Hi, thank you. Just wanted to quickly confirm, on your modest exchange growth expectations, does that imply Centene can grow higher than market, to higher than mid-single digit for next year? What level of cost trend are you assuming for fourth quarter? Directionally, is it fair to assume your guidance implies the 4Q Medicaid trend is higher sequentially?
Yes. Drew covered the seasonality of HBR, but to summarize, we're expecting Q3 to be the high watermark for Medicaid HBR. While we expect typical trends across the board, we're navigating out of the redetermination era at elevated medical expense levels. We're looking forward to seeing the benefit of the September and October rates in Q4. As for Marketplace growth, while we haven't quantified our target expansion, we believe we can grow higher than the mid-single digits.
Operator
Thank you. And our next question comes from Dave Windley with Jefferies. Please go ahead.
Hi, good morning. Thanks for taking my question.
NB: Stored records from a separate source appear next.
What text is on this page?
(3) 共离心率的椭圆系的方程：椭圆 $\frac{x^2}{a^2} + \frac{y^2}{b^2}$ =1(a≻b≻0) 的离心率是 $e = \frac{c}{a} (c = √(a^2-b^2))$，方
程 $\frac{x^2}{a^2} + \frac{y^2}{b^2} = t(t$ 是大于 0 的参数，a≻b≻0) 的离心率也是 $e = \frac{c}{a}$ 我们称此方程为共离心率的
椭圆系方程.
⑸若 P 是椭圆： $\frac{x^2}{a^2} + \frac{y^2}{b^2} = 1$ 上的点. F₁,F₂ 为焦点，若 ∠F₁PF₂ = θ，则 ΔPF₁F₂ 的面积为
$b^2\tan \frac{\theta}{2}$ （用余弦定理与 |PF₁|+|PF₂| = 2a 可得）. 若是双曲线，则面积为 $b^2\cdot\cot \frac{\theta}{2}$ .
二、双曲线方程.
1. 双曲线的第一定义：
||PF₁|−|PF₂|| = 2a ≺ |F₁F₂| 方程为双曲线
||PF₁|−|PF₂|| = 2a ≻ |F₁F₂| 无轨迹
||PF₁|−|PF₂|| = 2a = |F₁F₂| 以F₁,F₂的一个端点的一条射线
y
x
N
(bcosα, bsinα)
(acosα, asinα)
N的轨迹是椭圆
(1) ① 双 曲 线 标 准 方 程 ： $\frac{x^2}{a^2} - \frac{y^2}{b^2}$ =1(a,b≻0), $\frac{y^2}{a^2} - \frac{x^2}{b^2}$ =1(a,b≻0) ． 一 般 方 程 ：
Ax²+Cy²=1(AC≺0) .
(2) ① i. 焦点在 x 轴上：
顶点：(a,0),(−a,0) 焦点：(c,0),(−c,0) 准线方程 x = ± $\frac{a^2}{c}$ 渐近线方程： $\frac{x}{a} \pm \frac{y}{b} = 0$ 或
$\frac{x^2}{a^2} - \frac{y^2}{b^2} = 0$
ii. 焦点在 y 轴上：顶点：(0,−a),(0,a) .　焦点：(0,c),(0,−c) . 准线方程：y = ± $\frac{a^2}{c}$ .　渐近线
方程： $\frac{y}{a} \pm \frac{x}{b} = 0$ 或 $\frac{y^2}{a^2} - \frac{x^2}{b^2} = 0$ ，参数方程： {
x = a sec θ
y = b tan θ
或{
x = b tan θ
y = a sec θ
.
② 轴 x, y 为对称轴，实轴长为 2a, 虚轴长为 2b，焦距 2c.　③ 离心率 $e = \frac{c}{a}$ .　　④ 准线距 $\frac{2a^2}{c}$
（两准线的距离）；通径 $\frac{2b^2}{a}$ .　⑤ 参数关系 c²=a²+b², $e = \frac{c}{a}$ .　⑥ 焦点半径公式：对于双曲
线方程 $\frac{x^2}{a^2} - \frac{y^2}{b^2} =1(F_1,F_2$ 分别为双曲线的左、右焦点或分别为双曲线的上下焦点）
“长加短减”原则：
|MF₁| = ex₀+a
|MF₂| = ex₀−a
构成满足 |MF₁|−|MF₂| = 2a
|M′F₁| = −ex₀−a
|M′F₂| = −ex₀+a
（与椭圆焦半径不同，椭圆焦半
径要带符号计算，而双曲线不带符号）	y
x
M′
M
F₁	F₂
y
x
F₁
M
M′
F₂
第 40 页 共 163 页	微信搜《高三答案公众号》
I was going to switch topics to G&A. Sarah, you mentioned AI. Can you quantify any of the AI benefits you might expect to see and if any of those projects are shovel-ready? Regarding G&A, are there timing-related spending items that we should consider for 2024 versus 2025? Thanks.
Yes. I'll let Drew cover timing more broadly. Just know that SG&A naturally goes up in Q4 due to selling periods for Marketplace and Medicare. Broadly, we've created momentum as we think about closing out year three. The AI product I mentioned is shovel-ready. We have been layering in AI across different parts of the business, and the results reflect how we've standardized our processes. This enables us to automate processes and leverage data to drive improvements in efficiency. We're focused on opportunities to extract EPS improvement through various enhancements to our operational efficiency.
We'll bridge you off of the midpoint of 2024, which is 8.6% at Investor Day. Adjusting for similar timing on business mix, which ultimately coats Marketplace and Medicare carries a higher SG&A load than Medicaid.
Operator
Thank you. And our final question comes from George Hill with Deutsche Bank. Please go ahead.
Hi, thanks. This is Maxi filling in for George. I appreciate you taking my question. The Medicaid PMPM appears to have increased significantly faster than your competitors this quarter. Can you share how much of this is due to rate adjustments? Are there any other primary factors influencing it besides rate adjustments? What is the sustainability of the PMPM growth at this rate moving forward? Thank you.
Yes, there’s an interplay with cash flow and state-directed payments impacting it. There's a fair amount of increase in state-directed payments in the quarter. The high 4s to 5% composite back half rate is helping as well.
Operator
Thank you. This concludes our question-and-answer session. I'd like to turn the conference back over to Sarah London for closing remarks.
Thanks, Rocco. I'll close out by emphasizing what you heard this morning. Our business objectives and expected 2024 earnings power remain unchanged. We are pleased to be making progress matching Medicaid rates with acuity and generating positive momentum on RFP wins in the meantime. Relative to Medicare, we are marking gains on important strategic initiatives there, and we continue to lead in our marketplace business, which is where our depth of experience and execution is unparalleled. We still have work to do and many opportunities ahead, and I look forward to updating you at our upcoming Investor Day in December. Thank you for your interest in Centene, and have a great weekend.
Operator
Thank you. This concludes today's conference call. We thank you all for attending today's presentation. You may now disconnect your lines, and have a wonderful weekend.